Dengan ilmu diraih kedudukan yang tinggi dan kebahagiaan di dunia dan akhirat. Ilmu bertambah dengan diinfakkan. Dimuliakan dalam semua agama. Dengannya tegak tiang-tiang agama. Anak-anaknya adalah orang-orang mulia, dan menjadi pemimpin penduduk dunia dan akhirat. mengulang-ulang ilmu bersama mereka menjadikannya bertambah, duduk di majelis mereka adalah ibadah. Sebaik-baik teman dalam kesendirian, penolong dalam kesulitan. Segala sesuatu hingga ikan di dasar samudera memohon ampunan untuk ahlinya.
Ilmu itu dicintai secara fitrah manusia. Diagungkan dalam adat manusia maupun dalam syari’at Allah. Tidak ada cacat padanya, ahlinya tetap kekal sekalipun jasad mereka telah rusak dalam kubur.
Orang yang berilmu tetap hidup kekal setelah matinya
Padahal tulang-belulangnya telah hancur di bawah tanah.
Orang bodoh adalah mayat sekalipun berjalan di atas tanah
Dikira hidup padahal dia mati.
Cukuplah bagi ilmu sebuah kemulian bahwa setiap orang mengaku-ngakuinya. Dan setiap yang memiliki fithrah yang bersih berusaha mendapatkannya. Bahwasanya ia di dapatkan dengan tekad yang tinggi bukan dengan sifat malas. Tidak diraih dengan harta benda. Tidak diwariskan dengan nasab. Dalam ilmu sama kedudukan orang pasar dengan raja, kaya dengan miskin, yang merdeka dengan budak. Diraih dengan perjuangan dan kesungguhan bukan dengan bergantung kepada ayah dan kakek.

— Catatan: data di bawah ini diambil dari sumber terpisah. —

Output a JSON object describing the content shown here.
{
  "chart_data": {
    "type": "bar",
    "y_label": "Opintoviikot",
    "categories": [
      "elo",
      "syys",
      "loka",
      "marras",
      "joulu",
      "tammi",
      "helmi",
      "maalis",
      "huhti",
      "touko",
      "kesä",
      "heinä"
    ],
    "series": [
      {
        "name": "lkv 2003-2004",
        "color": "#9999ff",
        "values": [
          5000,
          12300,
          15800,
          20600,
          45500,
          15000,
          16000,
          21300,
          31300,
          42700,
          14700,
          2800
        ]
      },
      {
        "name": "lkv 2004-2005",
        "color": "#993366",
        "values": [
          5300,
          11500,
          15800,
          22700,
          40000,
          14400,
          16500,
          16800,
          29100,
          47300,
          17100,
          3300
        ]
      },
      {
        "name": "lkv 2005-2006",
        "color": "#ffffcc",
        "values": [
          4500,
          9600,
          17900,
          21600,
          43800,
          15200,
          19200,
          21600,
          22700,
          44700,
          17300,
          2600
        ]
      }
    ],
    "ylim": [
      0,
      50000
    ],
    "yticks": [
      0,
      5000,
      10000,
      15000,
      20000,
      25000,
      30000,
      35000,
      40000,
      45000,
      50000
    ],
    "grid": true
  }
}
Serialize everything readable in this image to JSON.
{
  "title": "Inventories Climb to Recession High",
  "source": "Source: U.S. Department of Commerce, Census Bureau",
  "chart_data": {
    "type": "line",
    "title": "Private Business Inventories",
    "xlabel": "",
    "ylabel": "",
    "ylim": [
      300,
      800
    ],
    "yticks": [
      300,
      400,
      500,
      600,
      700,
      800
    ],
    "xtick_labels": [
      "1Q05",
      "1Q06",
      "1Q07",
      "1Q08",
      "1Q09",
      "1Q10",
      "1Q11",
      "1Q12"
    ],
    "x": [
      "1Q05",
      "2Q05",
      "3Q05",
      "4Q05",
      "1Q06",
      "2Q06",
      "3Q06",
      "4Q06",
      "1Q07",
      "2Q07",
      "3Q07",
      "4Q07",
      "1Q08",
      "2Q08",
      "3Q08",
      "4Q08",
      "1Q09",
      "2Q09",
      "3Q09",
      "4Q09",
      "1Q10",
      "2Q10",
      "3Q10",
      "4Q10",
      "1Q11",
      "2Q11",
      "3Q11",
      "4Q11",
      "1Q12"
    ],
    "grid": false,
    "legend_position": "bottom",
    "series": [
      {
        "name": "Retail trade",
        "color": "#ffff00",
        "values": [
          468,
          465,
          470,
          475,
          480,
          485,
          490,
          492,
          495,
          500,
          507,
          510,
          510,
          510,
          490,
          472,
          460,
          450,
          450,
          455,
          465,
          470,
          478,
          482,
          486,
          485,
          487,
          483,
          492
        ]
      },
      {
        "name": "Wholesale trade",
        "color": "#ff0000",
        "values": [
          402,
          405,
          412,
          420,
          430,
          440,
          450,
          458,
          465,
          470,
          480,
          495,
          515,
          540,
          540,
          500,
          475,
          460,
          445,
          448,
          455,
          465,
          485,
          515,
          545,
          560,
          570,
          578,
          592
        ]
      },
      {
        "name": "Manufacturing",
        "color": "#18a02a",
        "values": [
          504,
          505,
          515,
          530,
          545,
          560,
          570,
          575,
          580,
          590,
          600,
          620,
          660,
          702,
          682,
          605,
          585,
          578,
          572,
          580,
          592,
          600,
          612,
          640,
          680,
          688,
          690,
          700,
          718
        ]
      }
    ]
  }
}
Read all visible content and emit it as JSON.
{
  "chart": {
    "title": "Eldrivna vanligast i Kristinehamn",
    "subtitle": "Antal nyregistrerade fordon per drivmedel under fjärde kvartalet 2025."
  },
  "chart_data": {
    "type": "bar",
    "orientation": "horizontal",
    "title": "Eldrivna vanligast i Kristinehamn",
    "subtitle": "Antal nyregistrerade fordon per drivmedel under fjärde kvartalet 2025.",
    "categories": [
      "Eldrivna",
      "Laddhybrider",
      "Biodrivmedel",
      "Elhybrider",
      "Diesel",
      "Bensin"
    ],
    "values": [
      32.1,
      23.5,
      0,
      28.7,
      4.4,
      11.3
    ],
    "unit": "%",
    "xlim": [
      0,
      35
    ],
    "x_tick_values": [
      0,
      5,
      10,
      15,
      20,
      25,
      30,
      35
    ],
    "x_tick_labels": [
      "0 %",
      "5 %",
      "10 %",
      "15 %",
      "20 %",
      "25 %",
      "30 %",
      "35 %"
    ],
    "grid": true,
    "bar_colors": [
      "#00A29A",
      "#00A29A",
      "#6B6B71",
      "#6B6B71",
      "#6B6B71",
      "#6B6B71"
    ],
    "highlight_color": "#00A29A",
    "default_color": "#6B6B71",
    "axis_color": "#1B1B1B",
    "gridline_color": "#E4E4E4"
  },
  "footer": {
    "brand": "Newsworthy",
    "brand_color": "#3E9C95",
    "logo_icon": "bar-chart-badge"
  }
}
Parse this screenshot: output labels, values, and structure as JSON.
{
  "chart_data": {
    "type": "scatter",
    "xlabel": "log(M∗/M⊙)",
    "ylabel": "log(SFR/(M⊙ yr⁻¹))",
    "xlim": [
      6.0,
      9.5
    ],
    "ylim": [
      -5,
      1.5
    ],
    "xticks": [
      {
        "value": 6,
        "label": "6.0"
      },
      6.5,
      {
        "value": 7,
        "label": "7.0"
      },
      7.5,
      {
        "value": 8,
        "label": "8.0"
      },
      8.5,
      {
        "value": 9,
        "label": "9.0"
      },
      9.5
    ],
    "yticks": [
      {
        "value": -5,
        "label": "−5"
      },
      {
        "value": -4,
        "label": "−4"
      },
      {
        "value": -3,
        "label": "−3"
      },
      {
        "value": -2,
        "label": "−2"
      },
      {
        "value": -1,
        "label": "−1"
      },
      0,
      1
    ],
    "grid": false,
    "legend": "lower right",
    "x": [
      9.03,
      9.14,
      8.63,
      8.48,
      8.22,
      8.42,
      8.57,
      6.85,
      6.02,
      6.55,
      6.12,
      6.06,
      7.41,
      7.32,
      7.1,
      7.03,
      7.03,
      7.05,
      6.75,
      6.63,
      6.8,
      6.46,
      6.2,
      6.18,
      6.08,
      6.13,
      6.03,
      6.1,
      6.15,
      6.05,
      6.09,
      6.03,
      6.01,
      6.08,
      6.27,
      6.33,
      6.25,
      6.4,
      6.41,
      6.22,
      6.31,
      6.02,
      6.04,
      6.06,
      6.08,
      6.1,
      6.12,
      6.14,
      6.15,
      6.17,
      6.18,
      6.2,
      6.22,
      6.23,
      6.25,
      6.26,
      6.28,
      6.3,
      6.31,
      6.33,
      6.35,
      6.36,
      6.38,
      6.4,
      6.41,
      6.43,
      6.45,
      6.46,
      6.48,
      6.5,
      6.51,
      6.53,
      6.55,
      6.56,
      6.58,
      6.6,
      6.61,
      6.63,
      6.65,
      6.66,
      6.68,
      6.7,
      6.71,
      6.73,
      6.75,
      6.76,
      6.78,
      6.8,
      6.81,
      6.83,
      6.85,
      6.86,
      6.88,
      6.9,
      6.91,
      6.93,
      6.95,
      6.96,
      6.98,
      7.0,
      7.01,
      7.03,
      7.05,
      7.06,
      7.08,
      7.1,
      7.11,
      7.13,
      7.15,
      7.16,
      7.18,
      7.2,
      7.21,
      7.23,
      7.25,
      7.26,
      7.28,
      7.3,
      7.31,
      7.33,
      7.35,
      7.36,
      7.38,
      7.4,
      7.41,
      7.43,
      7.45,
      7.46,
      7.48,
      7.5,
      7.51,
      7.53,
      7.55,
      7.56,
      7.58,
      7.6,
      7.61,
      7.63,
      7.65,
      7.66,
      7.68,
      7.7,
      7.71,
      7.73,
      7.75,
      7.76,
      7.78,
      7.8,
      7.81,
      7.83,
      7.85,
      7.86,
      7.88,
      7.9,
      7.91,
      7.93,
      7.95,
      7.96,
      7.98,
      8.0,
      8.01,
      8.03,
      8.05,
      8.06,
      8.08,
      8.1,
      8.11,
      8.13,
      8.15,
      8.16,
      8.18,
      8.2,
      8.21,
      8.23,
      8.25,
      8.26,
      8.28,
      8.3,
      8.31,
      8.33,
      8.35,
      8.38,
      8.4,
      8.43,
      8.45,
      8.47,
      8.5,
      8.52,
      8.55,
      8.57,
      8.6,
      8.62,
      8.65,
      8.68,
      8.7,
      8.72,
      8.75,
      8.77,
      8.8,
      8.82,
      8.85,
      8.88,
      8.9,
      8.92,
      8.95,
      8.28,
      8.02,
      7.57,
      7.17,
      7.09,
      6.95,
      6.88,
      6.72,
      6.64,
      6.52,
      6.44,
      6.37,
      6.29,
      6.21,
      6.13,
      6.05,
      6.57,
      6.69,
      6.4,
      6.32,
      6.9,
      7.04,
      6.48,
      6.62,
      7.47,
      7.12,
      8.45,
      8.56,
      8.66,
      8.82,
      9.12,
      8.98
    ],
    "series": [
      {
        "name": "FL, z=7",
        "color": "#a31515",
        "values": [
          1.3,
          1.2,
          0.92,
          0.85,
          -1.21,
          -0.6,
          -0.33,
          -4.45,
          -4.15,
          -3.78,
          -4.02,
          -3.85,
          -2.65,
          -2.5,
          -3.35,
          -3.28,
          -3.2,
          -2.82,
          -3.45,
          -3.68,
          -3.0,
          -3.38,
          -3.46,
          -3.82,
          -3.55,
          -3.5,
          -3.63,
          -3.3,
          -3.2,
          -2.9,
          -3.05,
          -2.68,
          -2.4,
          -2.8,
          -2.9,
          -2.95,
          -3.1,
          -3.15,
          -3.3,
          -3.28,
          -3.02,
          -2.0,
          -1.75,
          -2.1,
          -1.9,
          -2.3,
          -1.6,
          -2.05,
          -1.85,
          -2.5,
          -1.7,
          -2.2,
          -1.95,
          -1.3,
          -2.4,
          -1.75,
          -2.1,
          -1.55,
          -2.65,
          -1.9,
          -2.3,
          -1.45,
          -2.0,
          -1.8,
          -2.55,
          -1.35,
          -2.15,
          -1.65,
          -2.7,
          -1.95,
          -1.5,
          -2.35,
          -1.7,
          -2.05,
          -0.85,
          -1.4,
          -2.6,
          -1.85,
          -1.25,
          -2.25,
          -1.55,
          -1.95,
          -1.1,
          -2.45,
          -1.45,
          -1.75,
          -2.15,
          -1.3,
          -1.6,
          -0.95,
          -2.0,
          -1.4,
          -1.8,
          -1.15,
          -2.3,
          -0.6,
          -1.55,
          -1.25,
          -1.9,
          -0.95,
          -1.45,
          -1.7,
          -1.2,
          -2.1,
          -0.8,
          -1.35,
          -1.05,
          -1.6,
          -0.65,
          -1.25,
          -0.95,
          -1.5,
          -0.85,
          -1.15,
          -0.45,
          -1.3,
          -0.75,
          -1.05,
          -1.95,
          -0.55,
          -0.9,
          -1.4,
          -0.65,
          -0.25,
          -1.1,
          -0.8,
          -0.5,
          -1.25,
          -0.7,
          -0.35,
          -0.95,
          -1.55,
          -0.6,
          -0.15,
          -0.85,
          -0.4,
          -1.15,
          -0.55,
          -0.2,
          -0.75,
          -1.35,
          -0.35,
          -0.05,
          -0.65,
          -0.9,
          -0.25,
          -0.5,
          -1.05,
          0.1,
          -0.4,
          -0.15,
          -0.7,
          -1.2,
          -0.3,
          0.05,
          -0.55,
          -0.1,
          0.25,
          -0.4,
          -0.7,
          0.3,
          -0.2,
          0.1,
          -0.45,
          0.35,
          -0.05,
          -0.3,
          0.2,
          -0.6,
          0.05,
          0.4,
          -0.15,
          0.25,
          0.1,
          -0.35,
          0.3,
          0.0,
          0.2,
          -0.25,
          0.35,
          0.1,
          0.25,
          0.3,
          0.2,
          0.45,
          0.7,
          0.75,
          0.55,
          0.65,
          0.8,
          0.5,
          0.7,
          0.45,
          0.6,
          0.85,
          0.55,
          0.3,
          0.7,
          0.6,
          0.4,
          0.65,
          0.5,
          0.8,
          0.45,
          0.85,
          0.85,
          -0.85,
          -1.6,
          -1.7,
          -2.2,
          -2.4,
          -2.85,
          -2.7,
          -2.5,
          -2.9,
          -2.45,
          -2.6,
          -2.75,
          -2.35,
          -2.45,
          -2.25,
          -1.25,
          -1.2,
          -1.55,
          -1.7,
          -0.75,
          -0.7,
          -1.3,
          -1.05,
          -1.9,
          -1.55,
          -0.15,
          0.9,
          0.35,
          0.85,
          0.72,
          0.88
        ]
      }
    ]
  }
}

Adapun engkau hai kebodohan! Kekejian apalagi yang melebihimu. Kerugian dan kesia-siaan bagi kehidupan. Anak-anakmu tak obahnya hewan sekalipun pakai sorban. Hewan ternak sekalipun makan yang enak-enak. Mayoritasnya adalah orang-orang yang rendah dan hina sekalipun mengenakan pakaian yang mewah dan mencicipi makanan aneka rasa. Orang-orang yang jahat walaupun mahir beretorika.
Wahai orang yang kehilangan kemuliaan. Wahai kunci pintu berlebihan dan melampui batas. Hai ‘aib generasi kini atas para pendahulu (salaf). Wahai penghancur rumah. Hai hujjah yang lebih lemah dari sarang laba-laba. Hai perusak ibadah. Hai buruk kelakuan. Hai sedikit faedah. Hai yang kesaksiannya tidak diterima. Hai pembuang-buang harta. Hai segala cacat dan cela. Raja propaganda yang mendatangkan kebingungan dan keraguan.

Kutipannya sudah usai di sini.